A week later, the SushiSwap founder decided to leave the project as a result of community disapproval. The main developer sold half of his assets contained within the developer wallet, leading to a 50% price drop. Thought to be a dead project, the situation quickly changed as FTX CEO Sam Bankman-Fried made a deal and acquired SushiSwap.
The world of yield farming is increasingly complex throughout each day. New projects come and go and leading smart contract auditing firms reveal which ones are safe to use or not. To make matters even harder, yield rates significantly fluctuate and investors keep locking and unlocking their assets.
However, the process is not as bad as it seems. Farmers determined to make the best returns with their assets will always seek the best liquidity pools. As we already mentioned, some protocols even provide users with an automated engine that changes where you lend your assets based on yield rates.
We also learned that some platforms provide higher or lower risks for yield farming depending on which system they use. Impermanent loss is the number one enemy for any respectable farmer and preventing losses should be his highest priority.
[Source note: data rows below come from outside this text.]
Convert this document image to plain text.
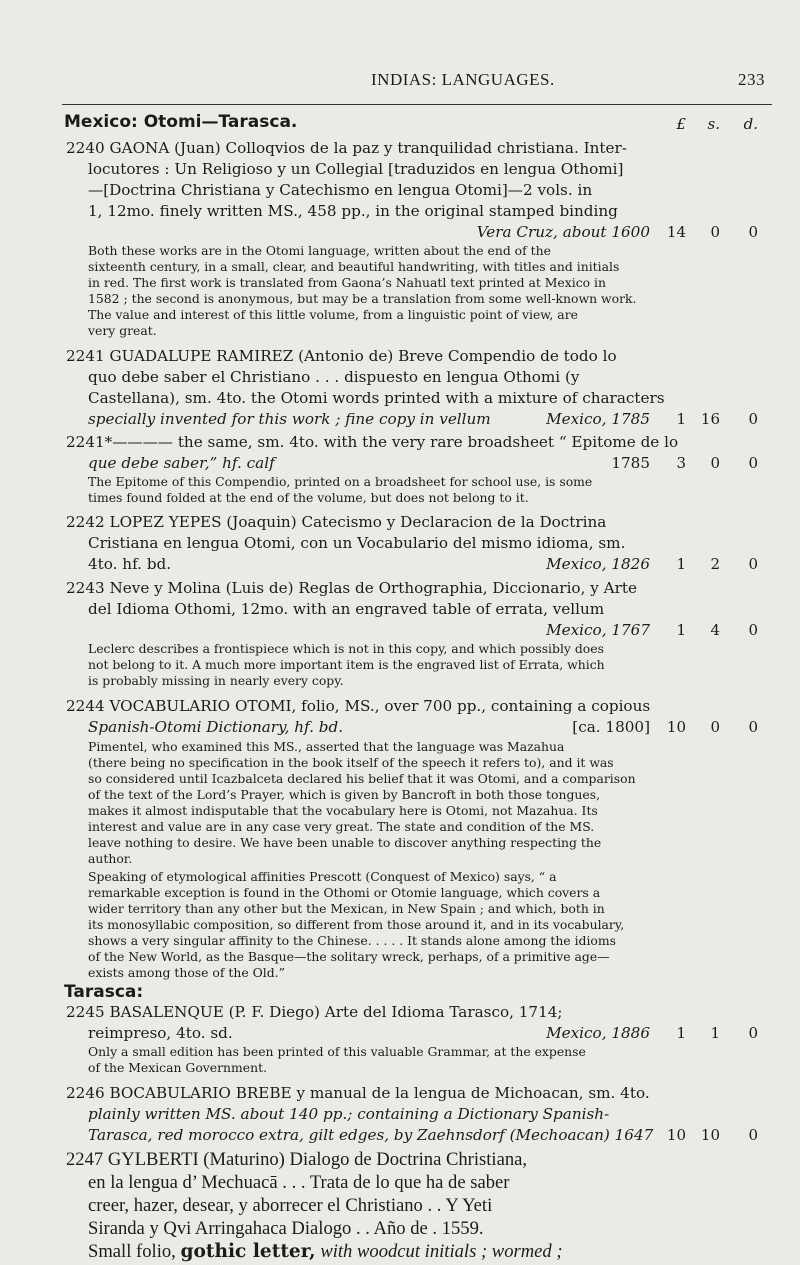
INDIAS: LANGUAGES.	233
Mexico: Otomi—Tarasca.	£ s. d.
2240 GAONA (Juan) Colloqvios de la paz y tranquilidad christiana. Inter-
locutores : Un Religioso y un Collegial [traduzidos en lengua Othomi]
—[Doctrina Christiana y Catechismo en lengua Otomi]—2 vols. in
1, 12mo. finely written MS., 458 pp., in the original stamped binding
Vera Cruz, about 1600	14 0 0
Both these works are in the Otomi language, written about the end of the
sixteenth century, in a small, clear, and beautiful handwriting, with titles and initials
in red. The first work is translated from Gaona’s Nahuatl text printed at Mexico in
1582 ; the second is anonymous, but may be a translation from some well-known work.
The value and interest of this little volume, from a linguistic point of view, are
very great.
2241 GUADALUPE RAMIREZ (Antonio de) Breve Compendio de todo lo
quo debe saber el Christiano . . . dispuesto en lengua Othomi (y
Castellana), sm. 4to. the Otomi words printed with a mixture of characters
specially invented for this work ; fine copy in vellum	Mexico, 1785	1 16 0
2241*———— the same, sm. 4to. with the very rare broadsheet “ Epitome de lo
que debe saber,” hf. calf	1785	3 0 0
The Epitome of this Compendio, printed on a broadsheet for school use, is some
times found folded at the end of the volume, but does not belong to it.
2242 LOPEZ YEPES (Joaquin) Catecismo y Declaracion de la Doctrina
Cristiana en lengua Otomi, con un Vocabulario del mismo idioma, sm.
4to. hf. bd.	Mexico, 1826	1 2 0
2243 Neve y Molina (Luis de) Reglas de Orthographia, Diccionario, y Arte
del Idioma Othomi, 12mo. with an engraved table of errata, vellum
Mexico, 1767	1 4 0
Leclerc describes a frontispiece which is not in this copy, and which possibly does
not belong to it. A much more important item is the engraved list of Errata, which
is probably missing in nearly every copy.
2244 VOCABULARIO OTOMI, folio, MS., over 700 pp., containing a copious
Spanish-Otomi Dictionary, hf. bd.	[ca. 1800]	10 0 0
Pimentel, who examined this MS., asserted that the language was Mazahua
(there being no specification in the book itself of the speech it refers to), and it was
so considered until Icazbalceta declared his belief that it was Otomi, and a comparison
of the text of the Lord’s Prayer, which is given by Bancroft in both those tongues,
makes it almost indisputable that the vocabulary here is Otomi, not Mazahua. Its
interest and value are in any case very great. The state and condition of the MS.
leave nothing to desire. We have been unable to discover anything respecting the
author.
Speaking of etymological affinities Prescott (Conquest of Mexico) says, “ a
remarkable exception is found in the Othomi or Otomie language, which covers a
wider territory than any other but the Mexican, in New Spain ; and which, both in
its monosyllabic composition, so different from those around it, and in its vocabulary,
shows a very singular affinity to the Chinese. . . . . It stands alone among the idioms
of the New World, as the Basque—the solitary wreck, perhaps, of a primitive age—
exists among those of the Old.”
Tarasca:
2245 BASALENQUE (P. F. Diego) Arte del Idioma Tarasco, 1714;
reimpreso, 4to. sd.	Mexico, 1886	1 1 0
Only a small edition has been printed of this valuable Grammar, at the expense
of the Mexican Government.
2246 BOCABULARIO BREBE y manual de la lengua de Michoacan, sm. 4to.
plainly written MS. about 140 pp.; containing a Dictionary Spanish-
Tarasca, red morocco extra, gilt edges, by Zaehnsdorf (Mechoacan) 1647 10 10 0
2247 GYLBERTI (Maturino) Dialogo de Doctrina Christiana,
en la lengua d’ Mechuacā . . . Trata de lo que ha de saber
creer, hazer, desear, y aborrecer el Christiano . . Y Yeti
Siranda y Qvi Arringahaca Dialogo . . Año de . 1559.
Small folio, gothic letter, with woodcut initials ; wormed ;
Another cool detail to focus on is the use of governance tokens. Decentralized Autonomous Organizations (DAO) that employ governance tokens turn transparency and decentralization into the pillars of a platform. If token holders can vote, they hold the keys to the future of the platform. In that regard, we can consider yield farming protocols that adopt governance tokens far safer to use.
Even though the sector has slowed down for a while due to the entire market cooling off, there is still a chance to participate in a future second hype wave. Remember, DeFi investors are so far the only people who participate in yield farming. Imagine the yield rates you can make when Bitcoin officially enters a bull run and retail starts joining the rest of us. With that in mind, consider yourself lucky that you are still an early adopter.